The diamond girdle may not be on most people’s priority lists when searching for a diamond, but it’s an important element of the stone’s overall quality. The girdle affects not just the beauty, but also the structural and practical aspects of the stone. As such, the diamond girdle is a very important feature to consider.
Where is the Diamond’s Girdle?
The girdle refers to the part of the diamond that separates the crown from the pavilion. The girdle is made up of the outermost facets at the widest part of the stone. When mounted into jewelry, it is the girdle that connects to the setting. If you want to get accurate measurements of the loose diamond’s length and width, you’ll have to measure the girdle.
How is the Girdle Graded?
The diamond’s girdle makes up one aspect of its cut and is measured and included in the grading report.
Because a girdle isn’t always the same in width around the diamond, the stone is measured at a few different points and then given two ratings based on its thickest and thinnest points.
But if the stone measures the same at different points, then a single girdle rating is given. The two diamond charts below show this difference.
Like other features of the diamond, the girdle is also given a grading on a scale. Here’s the industry accepted scale:
- Extremely Thin – The girdle is almost non-existent. It’s fragile and can chip or break. It needs to be mounted carefully into the setting. Diamond depth can be shallow and cut grade is affected.
- Very Thin – The girdle is thin and must be set carefully. Risk of chipping and breaking is there.
- Thin/Medium – This is the best proportion. Low risk of breaking and doesn’t affect the cut grade. Good diamond depth.
- Slightly Thick – Excellent to ideal proportion, with low risk of chipping. Cut grade is not negatively impacted.
- Very Thick – The girdle is thick and affects cut grade. Diamond may be too deep.
- Extremely Thick – The girdle takes up too much of the diamond and can make the diamond look smaller. It’s much thicker than desired.
The perfect girdle is Medium to Slightly Thick as these proportions balance out durability with beauty and practicality.
Types of Girdles
There are a few different girdle variations that depend largely on the shape of the diamond:
- Faceted Girdle – You’ll see faceted girdles on brilliant cut diamonds, as they enhance sparkle and contribute to the stone’s light performance. These facets are typically triangular in shape.
- Polished Girdle – This type of girdles is typically seen on step cut diamonds like emerald or Asscher cut diamonds. Polished girdles are not faceted and fit in with the rest of the facets of step cuts – long, open and transparent.
- Rough Girdle – Also known as bruted or frosted, this type of girdle is a rough, unpolished style which gives the girdle a frosted glass look. This type of girdle isn’t very common and while it adds a textured look to the diamond, it tends to reduce brilliance.
Today almost all diamond girdles are either faceted or polished.
How the Girdle Impacts the Diamond
The girdle affects a diamond’s symmetry. If the girdle is too thin or too thick, it gives the diamond an off-balance skewed look.
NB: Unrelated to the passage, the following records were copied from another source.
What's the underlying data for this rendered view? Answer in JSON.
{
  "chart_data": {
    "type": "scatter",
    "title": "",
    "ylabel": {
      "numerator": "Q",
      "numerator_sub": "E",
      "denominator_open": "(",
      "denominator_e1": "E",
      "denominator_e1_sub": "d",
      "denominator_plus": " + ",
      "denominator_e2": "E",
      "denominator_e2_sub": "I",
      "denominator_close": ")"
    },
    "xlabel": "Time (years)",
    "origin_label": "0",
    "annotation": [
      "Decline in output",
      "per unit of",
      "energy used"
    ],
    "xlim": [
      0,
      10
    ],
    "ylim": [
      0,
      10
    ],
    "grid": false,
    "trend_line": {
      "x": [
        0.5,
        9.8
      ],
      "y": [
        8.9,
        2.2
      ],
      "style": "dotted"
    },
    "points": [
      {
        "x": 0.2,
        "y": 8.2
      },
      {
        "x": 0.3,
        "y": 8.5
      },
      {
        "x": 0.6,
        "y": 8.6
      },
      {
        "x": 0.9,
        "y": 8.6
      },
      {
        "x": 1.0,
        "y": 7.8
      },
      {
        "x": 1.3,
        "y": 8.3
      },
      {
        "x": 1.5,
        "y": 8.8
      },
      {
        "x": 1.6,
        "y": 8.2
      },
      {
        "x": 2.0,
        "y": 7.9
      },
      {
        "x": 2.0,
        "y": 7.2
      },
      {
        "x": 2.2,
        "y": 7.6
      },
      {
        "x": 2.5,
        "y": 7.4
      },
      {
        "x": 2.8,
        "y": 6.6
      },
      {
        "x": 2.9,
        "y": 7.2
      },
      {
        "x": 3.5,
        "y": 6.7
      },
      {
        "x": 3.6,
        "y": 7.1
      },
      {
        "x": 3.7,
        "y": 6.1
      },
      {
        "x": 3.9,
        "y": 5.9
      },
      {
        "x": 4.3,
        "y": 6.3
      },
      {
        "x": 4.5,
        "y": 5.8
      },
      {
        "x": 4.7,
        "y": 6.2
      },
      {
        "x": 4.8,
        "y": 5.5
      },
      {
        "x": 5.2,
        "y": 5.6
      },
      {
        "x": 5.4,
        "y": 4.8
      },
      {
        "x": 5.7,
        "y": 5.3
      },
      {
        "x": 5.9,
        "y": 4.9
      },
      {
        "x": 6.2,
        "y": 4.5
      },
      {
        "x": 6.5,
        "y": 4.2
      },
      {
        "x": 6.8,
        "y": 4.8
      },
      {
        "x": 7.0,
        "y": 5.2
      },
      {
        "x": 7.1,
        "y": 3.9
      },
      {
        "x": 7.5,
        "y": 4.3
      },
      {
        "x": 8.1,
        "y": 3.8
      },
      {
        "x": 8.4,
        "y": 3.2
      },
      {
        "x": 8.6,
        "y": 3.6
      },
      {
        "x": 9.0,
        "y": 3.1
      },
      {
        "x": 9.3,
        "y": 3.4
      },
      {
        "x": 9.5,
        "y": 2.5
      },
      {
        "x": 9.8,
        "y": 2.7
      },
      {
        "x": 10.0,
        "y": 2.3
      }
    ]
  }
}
A too thin girdle compromises the strength and durability of the diamond as it can break when mounting the diamond. Setting the diamond requires pressure and heat – which can be too much for a thin girdle. A setting like bezel or halo will protect the diamond when you wear it. This will keep it from impact and protect the knife-edge of the stone.
The girdle is clearly visible in prong settings. See this here.
Girdle is less visible in halo settings. See this here.
A too thick girdle, on the other hand, will have a lot of wasted diamond in the middle and can make the stone look smaller than it is. While it may not impact the light performance of the stone, the thick girdle affects the apparent size.
A thick girdle can be useful in some cases, especially for diamond shapes with sharp points like marquise or pear. If the girdle is thicker at the point, it strengthens the area reducing the likelihood of the diamond chipping.
Sometimes a diamond’s girdle is thickened simply to retain any rough that would be wasted anyway. This makes economic sense because it makes the diamond heavier, which then corresponds to a higher carat weight. And as we all know, higher carat weight means a more expensive diamond.
An undesirable girdle width can affect the price and quality of the diamond, which can offer good value for you. Depending on the setting, the girdle may not be visible at all, in which case paying less for a very thin or very thick girdle can be an excellent option.
Overall, if the diamond is cut to ideal specifications, the width of the girdle shouldn’t affect the stone’s light performance or cut quality.